Walmart finds innovative way to differentiate its produce

Walmart is literally reinventing food in a secret laboratory at its corporate headquarters in Bentonville, Ark. It’s part of the retailer’s strategy to differentiate its grocery offering from Amazon’s.

Recent innovations include tomatoes that can be shipped long distances without rotting, cantaloupes that taste sweet all year-round and yellow watermelons. NPR’s Julia Dewitt explained that the fruits and vegetables used to invent these re-engineered foods are all grown from seeds. She also got to sample some of Walmart’s new food pairings, including fruit punch-flavored pickles, which the company named Tropickles and began selling earlier this year under its private-label Great Value brand.

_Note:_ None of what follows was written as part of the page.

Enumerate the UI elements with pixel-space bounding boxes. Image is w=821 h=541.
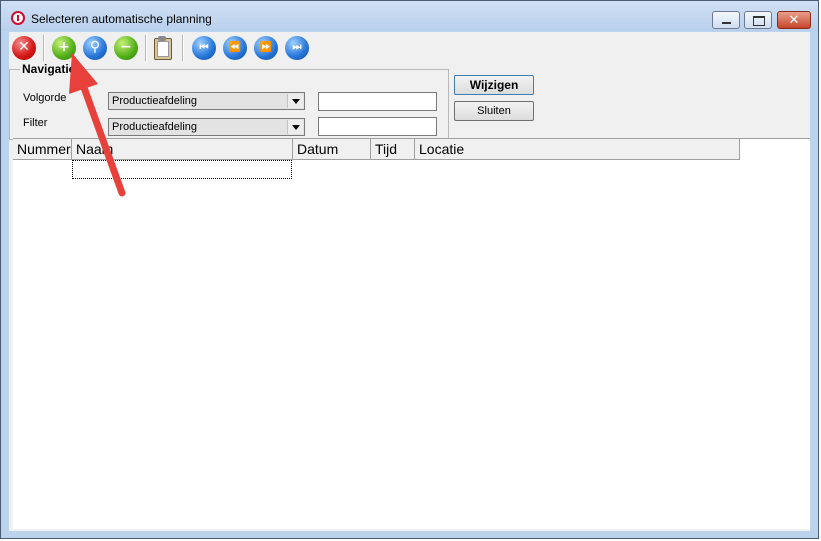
annotation-arrow-shaft	[78, 78, 126, 197]
annotation-arrow-head	[69, 53, 98, 94]
annotation-arrow	[69, 53, 126, 197]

In developing these re-engineered foods, Walmart has found a way to literally grow produce that can only be purchased at its stores. If these unique foods resonate with its consumers, Walmart will not only have an advantage in the so-called grocery wars but also a vehicle by which to drive sales across its other categories. Of course, it all hinges on the willingness of consumers to give these new products a chance. Walmart is, therefore, increasing its in-store sampling, according to several reports. “When a piece of fruit or vegetable looks odd, at first, you know, people really have to try hard, you know, to taste it,” Victor Verlage, senior director of sourcing at Walmart, told NPR. “But if we put demos in the stores, and they love it, then that becomes your best friend because your kid will tell you, mommy, bring me the yellow watermelon that I love.”